After receiving affirmative nods, Garcia proceeded by asking one more question, his voice suggesting that he had a pretty good idea of the answer.
“Roya, please inform us as to the quantity of water in that lava tube.”
“Sorry, Comandante, I can’t do that. Amanda and I siphoned three thousand liters without any sign of drawdown. The observable water level remained constant.”

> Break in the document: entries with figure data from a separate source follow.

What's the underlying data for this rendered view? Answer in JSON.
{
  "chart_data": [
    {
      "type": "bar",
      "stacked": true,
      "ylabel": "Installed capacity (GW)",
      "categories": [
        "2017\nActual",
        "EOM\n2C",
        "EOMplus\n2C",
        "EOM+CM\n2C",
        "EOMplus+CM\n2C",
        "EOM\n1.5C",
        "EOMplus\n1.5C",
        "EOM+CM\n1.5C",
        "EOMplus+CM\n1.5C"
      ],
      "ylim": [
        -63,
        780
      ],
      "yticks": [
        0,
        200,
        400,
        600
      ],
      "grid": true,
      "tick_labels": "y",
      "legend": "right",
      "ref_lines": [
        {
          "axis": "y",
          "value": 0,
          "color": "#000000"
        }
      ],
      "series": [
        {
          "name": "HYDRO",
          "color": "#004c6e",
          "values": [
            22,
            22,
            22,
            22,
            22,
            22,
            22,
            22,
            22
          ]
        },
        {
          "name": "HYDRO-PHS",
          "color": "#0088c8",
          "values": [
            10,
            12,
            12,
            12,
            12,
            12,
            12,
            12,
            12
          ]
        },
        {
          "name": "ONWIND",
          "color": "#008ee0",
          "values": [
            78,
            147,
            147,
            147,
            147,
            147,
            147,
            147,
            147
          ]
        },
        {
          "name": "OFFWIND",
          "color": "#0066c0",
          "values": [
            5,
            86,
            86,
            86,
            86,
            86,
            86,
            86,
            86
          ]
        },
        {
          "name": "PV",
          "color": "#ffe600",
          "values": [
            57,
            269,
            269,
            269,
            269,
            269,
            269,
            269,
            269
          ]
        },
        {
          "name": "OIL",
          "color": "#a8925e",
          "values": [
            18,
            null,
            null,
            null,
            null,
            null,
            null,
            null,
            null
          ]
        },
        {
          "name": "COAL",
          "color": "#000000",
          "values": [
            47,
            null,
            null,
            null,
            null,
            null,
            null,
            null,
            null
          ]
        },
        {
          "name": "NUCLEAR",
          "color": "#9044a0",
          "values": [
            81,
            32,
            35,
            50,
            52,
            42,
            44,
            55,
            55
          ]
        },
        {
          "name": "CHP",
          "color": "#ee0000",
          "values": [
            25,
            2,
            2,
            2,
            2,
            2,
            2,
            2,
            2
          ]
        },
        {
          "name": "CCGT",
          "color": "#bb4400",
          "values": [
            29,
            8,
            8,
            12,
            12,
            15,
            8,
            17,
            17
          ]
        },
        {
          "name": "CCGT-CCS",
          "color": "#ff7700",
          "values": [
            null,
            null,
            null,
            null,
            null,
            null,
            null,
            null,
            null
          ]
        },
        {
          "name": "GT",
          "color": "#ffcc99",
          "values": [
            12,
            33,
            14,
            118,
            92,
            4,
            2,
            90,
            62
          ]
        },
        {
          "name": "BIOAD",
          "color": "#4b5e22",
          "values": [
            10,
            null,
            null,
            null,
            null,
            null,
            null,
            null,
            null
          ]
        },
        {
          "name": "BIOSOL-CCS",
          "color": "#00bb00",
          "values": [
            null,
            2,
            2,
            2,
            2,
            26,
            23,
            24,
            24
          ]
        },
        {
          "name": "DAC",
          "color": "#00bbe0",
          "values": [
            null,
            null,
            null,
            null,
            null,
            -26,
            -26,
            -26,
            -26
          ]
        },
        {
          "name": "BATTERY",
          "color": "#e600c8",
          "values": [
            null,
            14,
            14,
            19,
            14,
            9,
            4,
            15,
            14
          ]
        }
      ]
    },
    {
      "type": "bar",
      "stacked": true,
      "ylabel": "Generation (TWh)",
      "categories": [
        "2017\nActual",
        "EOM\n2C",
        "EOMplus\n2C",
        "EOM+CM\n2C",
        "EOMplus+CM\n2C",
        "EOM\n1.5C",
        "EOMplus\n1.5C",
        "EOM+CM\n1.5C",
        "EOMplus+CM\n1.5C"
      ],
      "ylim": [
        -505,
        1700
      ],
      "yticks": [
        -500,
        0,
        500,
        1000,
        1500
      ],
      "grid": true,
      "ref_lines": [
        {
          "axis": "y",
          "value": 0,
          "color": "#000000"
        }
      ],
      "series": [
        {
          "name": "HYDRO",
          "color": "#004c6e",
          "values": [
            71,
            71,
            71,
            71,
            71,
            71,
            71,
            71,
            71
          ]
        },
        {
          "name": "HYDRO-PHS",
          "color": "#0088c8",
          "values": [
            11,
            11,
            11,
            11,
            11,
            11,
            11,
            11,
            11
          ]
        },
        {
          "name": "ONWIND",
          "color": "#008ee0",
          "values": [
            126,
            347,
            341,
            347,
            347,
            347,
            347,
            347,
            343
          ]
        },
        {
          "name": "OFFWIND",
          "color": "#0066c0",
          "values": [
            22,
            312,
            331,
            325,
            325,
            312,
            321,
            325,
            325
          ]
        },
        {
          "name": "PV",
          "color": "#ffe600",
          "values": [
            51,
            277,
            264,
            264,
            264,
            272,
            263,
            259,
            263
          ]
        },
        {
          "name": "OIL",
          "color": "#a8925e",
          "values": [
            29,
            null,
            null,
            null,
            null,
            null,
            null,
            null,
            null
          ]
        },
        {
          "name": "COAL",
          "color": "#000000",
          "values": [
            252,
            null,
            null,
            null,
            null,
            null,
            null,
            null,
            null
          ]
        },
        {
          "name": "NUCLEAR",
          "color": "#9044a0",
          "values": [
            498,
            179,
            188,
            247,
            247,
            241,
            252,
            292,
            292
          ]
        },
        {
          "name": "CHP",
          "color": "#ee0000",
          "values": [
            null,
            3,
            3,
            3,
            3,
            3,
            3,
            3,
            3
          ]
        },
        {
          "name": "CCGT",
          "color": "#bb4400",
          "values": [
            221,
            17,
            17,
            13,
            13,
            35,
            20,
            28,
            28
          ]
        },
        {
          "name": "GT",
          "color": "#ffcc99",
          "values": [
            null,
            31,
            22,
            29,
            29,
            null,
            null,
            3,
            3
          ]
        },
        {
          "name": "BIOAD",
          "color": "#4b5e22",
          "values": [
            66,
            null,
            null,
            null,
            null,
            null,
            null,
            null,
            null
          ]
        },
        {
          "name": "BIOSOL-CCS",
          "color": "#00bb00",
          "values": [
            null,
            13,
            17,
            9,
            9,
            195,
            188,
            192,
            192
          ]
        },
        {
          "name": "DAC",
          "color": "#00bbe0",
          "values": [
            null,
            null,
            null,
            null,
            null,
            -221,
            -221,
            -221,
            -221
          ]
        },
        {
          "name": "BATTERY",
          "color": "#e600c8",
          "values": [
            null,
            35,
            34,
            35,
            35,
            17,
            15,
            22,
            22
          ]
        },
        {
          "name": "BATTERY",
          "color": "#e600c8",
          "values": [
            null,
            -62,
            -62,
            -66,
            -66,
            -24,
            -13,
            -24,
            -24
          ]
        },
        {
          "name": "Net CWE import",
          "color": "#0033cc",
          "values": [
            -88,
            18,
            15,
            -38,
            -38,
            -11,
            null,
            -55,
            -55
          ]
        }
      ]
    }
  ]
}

“And I assume you’d prefer to avoid the inconvenience of conducting a full hydrogeological study?”
“Go back?! ¡Dios mío, no!” Roya protested, eyes rounding in feigned shock, a sentiment echoed by her crewmates.
“I see,” Garcia said, making a show of slowly stroking his chin in contemplation. “It would seem that I have both a mutiny and a useless lava tube on my hands. Well, then, there is only one possible solution. Commander Ellis, you must unburden me of this liability. You are welcome to N119 and the water it contains. Unlimited access.”
“Yes, please, take it,” Amanda said. “We insist.”
“Of course, if for whatever reason, you’re unwilling to enter that tube,” Gustavo teased, “I’m sure we can find something more suitable. Perhaps something closer to Zenith.”